Era no terreiro de chão de areia no fundo da casa onde morava com a família em Vila Isabel, Zona Norte do Rio, que Gloria Maria via sua avó paterna, Alzira, receber entidades. “As crianças não iam às cerimônias, mas às vezes os ‘caboclos’ entravam e ficavam andando pela casa. Morria de medo daquilo, me trancava no quarto e ficava escondida debaixo da cama. À medida que fui crescendo, passei a não levar aquilo muito a sério. Minha tia foi noiva por quatro anos de um homem que descobrimos que era casado. Como nenhum pai de santo viu aquilo? Eu mentia sobre as minhas notas na escola e ninguém descobria”, lembra Gloria. “Fiquei cética.” Já uma de suas bisavós por parte de mãe, Laura, tirava cartas e lia o futuro para clientes também em casa. “Eu me escondia debaixo da mesa e ficava escutando. Achava que era tudo mentira, que ela enganava as pessoas.” Gloria também foi batizada no catolicismo, fez primeira comunhão e crisma. “Minha mãe era católica. Eu também não acreditava naquelas histórias que ela e os padres contavam. Fazia muitas perguntas, sempre fui perguntadeira”, conta.

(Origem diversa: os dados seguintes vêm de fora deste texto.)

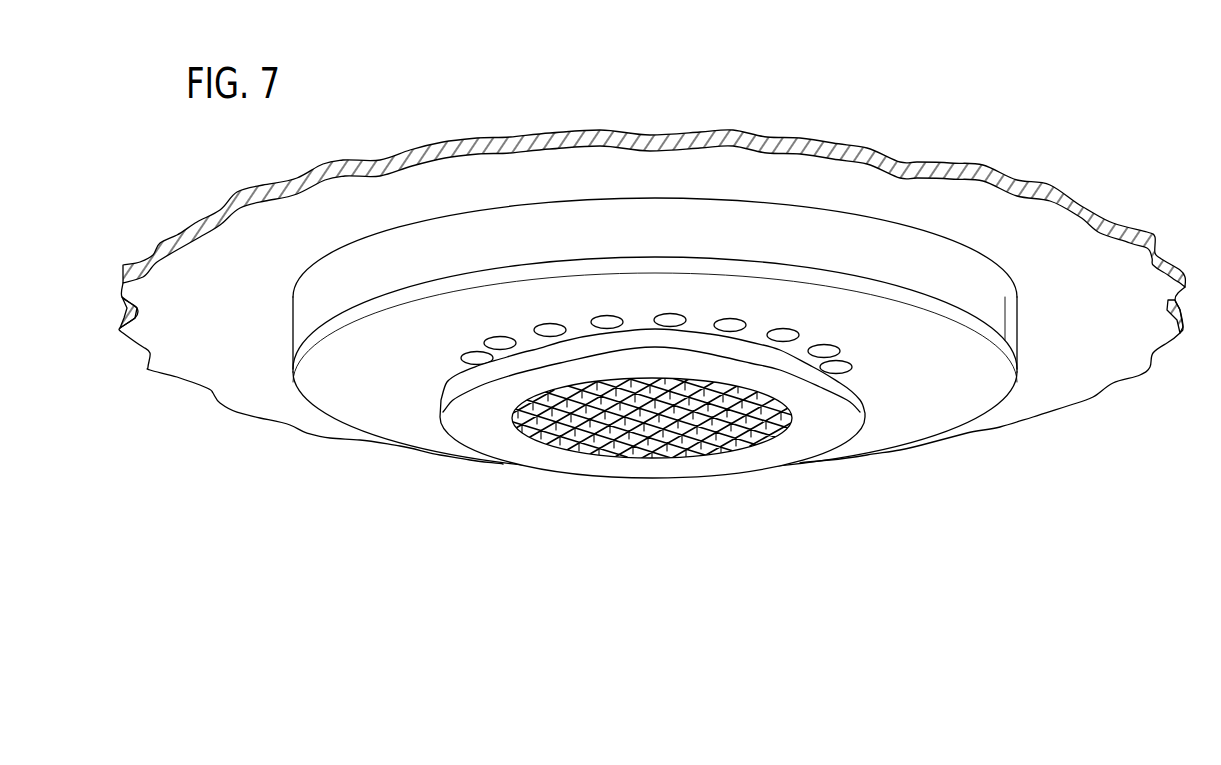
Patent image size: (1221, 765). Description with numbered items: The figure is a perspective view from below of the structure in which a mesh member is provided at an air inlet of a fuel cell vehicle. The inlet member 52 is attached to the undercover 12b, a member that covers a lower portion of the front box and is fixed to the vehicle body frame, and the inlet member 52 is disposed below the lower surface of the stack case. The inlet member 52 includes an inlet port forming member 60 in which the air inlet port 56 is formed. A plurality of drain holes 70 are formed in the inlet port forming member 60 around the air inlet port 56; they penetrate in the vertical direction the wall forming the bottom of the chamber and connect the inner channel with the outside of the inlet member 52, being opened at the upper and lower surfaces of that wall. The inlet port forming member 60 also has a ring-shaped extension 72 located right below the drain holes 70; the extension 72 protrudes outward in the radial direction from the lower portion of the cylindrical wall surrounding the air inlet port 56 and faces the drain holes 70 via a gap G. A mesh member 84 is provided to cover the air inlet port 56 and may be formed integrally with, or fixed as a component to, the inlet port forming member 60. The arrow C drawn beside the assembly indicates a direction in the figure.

Tantas perguntas levaram a menina cética a se tornar uma das mais importantes jornalistas do Brasil. Com uma carreira de décadas à frente das telas, foi a primeira mulher negra a ocupar um espaço de protagonismo na maior rede de televisão do país, cobriu guerra, apresentou os telejornais de maior audiência da casa e viajou o mundo narrando para os noticiários como vivem diferentes povos. Foi ela quem criou a reportagem de experiência na TV brasileira, quando saltou de asa-delta com a câmera ligada da Pedra da Gávea nos anos 1980. Cravou seu estilo no momento em que fumou o primeiro baseado em um programa jornalístico em rede nacional, em um programa sobre a Jamaica, ou quando entrevistou Michael Jackson e Freddie Mercury em visitas deles ao Rio, ou ao documentar a vida dos nômades pelas areias do Saara, em acampamentos nas montanhas da Nigéria.
Gloria diz que a raiz do seu pioneirismo foi cultivada por sua avó Alzira. “Era a verdadeira chefe da família. Mal sabia ler ou escrever, mas tinha uma sabedoria incrível. E uma paixão por mim. Ela me ensinou o valor da liberdade. Quando contava histórias dos nossos antepassados, dizia que seus avós não tinham sido escravos porque foram beneficiados pela Lei do Ventre Livre, mas que um deles tinha sido laçado em Minas Gerais. Por isso, enfatizava: ‘Nossos antepassados foram acorrentados, então você não pode permitir nunca que lhe coloquem uma corrente, em nenhum aspecto da vida. Vivi com isso. Meu traçado foi ser livre”. A escolha pelo jornalismo deu-se nesse contexto. “Com 14 ou 15 anos, entendi que queria trabalhar com a palavra. Minha mãe só me matriculou na escola até o primário. Depois, era eu quem fazia a matrícula sozinha. Sempre fui independente.” Aos 16, começou a trabalhar na parte administrativa da TV Globo. Quando soube que havia uma oportunidade de estágio no Jornal Nacional, candidatou-se. Começou na radioescuta durante a noite, até que fez sua primeira reportagem em 1971.
O racismo, Gloria conta, manifestou-se em sua vida profissional. “Quando comecei a apresentar o Fantástico, recebia cartas de telespectadores: ‘Como você, uma negra, está apresentando um programa? Esse lugar é de brancos’. E aí eu tinha que olhar aquela carta 10, 15, 20 vezes. Não era um post de internet, não tinha como apagar, nem ninguém que fosse brigar por mim. Aprendi a enfrentar e nunca suportar. Dizia na cara das pessoas qual era a intenção delas quando algo desse tipo acontecia. No meu tempo era eu, meu espelho, minha resposta e minha atitude.” Sobre a entrada dos teóricos da discussão racial em sua vida, evoca o Clube Renascença, na Zona Norte do Rio, tradicionalmente frequentado por famílias negras. “Fugia da escola e ia para lá, onde nasceu o Cacique de Ramos, do qual fui rainha. Foi nessa época que o jornalista Renato Sergio, da TV Manchete, me falou de Eldridge Cleaver e Angela Davis, que li com 15 anos.”